A human stranded at sea should never drink seawater. Because the kidneys are unable to concentrate ions in urine at the levels found in seawater, drinking seawater leads to an excessive loss of water resulting from the discharge of ions. Moreover, because seawater contains high concentrations of Mg2+ and SO42− (Fig. 5-3), the intestines basically cannot absorb these divalent ions, and therefore, an individual develops diarrhea after drinking seawater. The “nigari diet,” which involves drinking water containing MgSO4, was temporarily popular, but body weight does not increase when water absorption is suppressed. Therefore, how is it that saltwater fish absorb water even after drinking seawater?
Column Fig. 5-1 Intestines of a Saltwater Eel
Blood vessels develop and turn red to adapt to seawater, and white deposits in the intestinal lumen can be observed. SW represents the osmotic pressure of seawater.
NaCl from the ingested seawater is first selectively absorbed by the esophagus and diluted to one-half. Then, it is diluted in the stomach and proximal part of the intestines, and in the middle part of the intestines, it is reduced to one-third by having almost the same osmotic pressure as the body fluids. Here, four ions are simultaneously absorbed through the cotransporter Na-K-2Cl so that in parallel, water is absorbed into the body through aquaporin. Unlike in humans, the absorbed excessive NaCl is concentrated and discharged by the chloride cells, which is described in this chapter.

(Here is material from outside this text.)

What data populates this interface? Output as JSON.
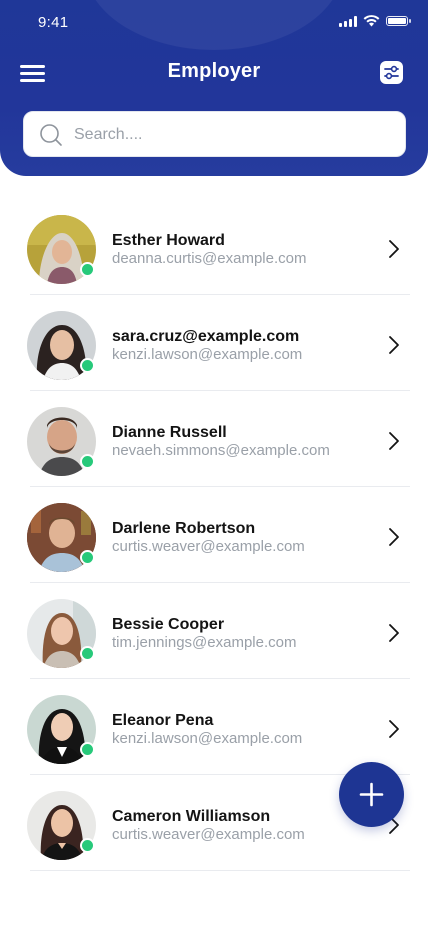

On the other hand, the intestines of saltwater fish have a mechanism that discharges bicarbonate ion HCO3− into the bowels and the concentrated Mg2+ and Ca2+ are deposited as carbonate or sulfate. Therefore, 1 week after the eel has been transferred to saltwater, white deposits can be observed in the distal part of the intestines (Column Fig. 5-1). To deposit dissolved ions in this manner, the osmotic pressure is lowered, which makes it easier to absorb water. Thus, saltwater fish can absorb 95% or more of the ingested seawater and thus avoid diarrhea.